Véronique Sanson : Une vie d’amour, de regrets et de notes éternelles
Dans le dernier numéro de Sept à Huit sur TF1, le public a découvert une Véronique Sanson rare, dépouillée des artifices, sans le masque de la star, simplement une femme vulnérable, portant encore les cicatrices de ses passions et trouvant dans la musique la seule rédemption possible.

Face à Audrey Crespo-Mara, l’icône de la chanson française s’est livrée comme jamais : ses triomphes, ses blessures, ses combats intimes. Et surtout, elle a de nouveau évoqué ce qu’elle nomme « le drame de sa vie » : avoir quitté Michel Berger, l’homme qu’elle considérait comme « son autre moitié ».

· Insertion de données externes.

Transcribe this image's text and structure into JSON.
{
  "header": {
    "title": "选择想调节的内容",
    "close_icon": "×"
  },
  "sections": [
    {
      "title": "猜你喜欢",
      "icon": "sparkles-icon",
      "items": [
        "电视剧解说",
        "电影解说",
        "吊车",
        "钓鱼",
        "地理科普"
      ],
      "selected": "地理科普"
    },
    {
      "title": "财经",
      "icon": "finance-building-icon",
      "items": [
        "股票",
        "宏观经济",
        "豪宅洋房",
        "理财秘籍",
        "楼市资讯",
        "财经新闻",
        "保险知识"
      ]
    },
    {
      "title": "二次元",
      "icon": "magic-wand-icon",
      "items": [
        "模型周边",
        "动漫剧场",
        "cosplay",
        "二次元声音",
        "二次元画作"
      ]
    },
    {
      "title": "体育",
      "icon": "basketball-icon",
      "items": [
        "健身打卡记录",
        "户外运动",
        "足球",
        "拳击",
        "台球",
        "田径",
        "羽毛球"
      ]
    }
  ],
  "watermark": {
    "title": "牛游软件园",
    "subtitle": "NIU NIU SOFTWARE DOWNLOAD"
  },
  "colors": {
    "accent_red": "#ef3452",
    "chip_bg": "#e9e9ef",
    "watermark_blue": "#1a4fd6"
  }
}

En 1973, à seulement 24 ans, Véronique Sanson s’envole vers un destin qu’elle croit lumineux. Elle quitte Michel Berger pour rejoindre Stephen Stills, membre du groupe rock légendaire Crosby, Stills & Nash.
Mais c’est la manière dont elle a rompu qui la hante encore aujourd’hui. La voix voilée d’émotion, elle avoue :
« J’ai dit à Michel que j’allais acheter des cigarettes et des allumettes. Et je ne suis jamais revenue. Voilà comment je l’ai quitté… Et c’est ce que je regrette le plus au monde. Je l’ai quitté lâchement. »
Une décision prise dans l’élan de la jeunesse, mais qui s’est transformée en fardeau pour la vie entière. Interrogée sur ce qui demeure sa plus grande douleur, Sanson n’hésite pas une seconde :
« Un regret colossal. Michel et moi nous écrivions l’un pour l’autre, nous vivions à travers la musique de l’autre. J’ai passé ma vie à écrire pour lui, et lui pour moi. Mais je suis partie… Oui, c’est le regret le plus grand de mon existence. »

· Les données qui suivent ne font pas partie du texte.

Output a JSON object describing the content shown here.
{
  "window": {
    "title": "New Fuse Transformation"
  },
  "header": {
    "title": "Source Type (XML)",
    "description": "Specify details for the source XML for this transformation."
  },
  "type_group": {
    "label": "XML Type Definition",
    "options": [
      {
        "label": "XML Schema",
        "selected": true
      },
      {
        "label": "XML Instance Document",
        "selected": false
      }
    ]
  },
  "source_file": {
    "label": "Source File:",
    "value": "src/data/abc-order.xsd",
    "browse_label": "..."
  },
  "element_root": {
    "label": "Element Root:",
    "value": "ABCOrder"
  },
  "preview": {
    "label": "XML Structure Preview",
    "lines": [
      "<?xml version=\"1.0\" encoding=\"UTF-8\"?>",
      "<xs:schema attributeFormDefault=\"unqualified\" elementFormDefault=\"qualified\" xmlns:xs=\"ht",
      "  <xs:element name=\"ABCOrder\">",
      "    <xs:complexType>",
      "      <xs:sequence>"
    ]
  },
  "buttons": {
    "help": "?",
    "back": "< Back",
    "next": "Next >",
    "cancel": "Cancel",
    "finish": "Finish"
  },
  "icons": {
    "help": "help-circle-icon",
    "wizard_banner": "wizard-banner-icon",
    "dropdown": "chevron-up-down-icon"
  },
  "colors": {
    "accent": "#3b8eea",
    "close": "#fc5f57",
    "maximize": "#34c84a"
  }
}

Aux États-Unis, Véronique Sanson épouse Stephen Stills et donne naissance à leur fils Christopher en 1974. Elle pense alors avoir trouvé un nouveau foyer. Mais cette promesse de bonheur se mue vite en cauchemar.
Stephen Stills sombre dans la drogue, devient violent, imprévisible. Sanson frissonne encore en évoquant ces années :
« Il m’a planté un couteau dans la main. Puis dans le dos… Je ne pourrai jamais oublier ça. »
Plus douloureux encore : la bataille pour la garde de leur enfant.
« Pendant deux ans, je n’ai pas pu voir mon fils. Pas une seule fois. C’était le pire des cauchemars. »
Avant la rupture, Véronique et Michel avaient incarné l’un des couples les plus admirés de France. Leur rencontre à la maison de disques où Berger travaillait ressemblait à un rendez-vous écrit d’avance.
Dès 1967, leur histoire d’amour débute. Fusionnelle, inspirante, créative. Ensemble, ils composent, ils vibrent, ils bâtissent une œuvre qui traverse encore les générations. Tout semblait écrit pour durer. Mais le destin, parfois, se plaît à déchirer les évidences.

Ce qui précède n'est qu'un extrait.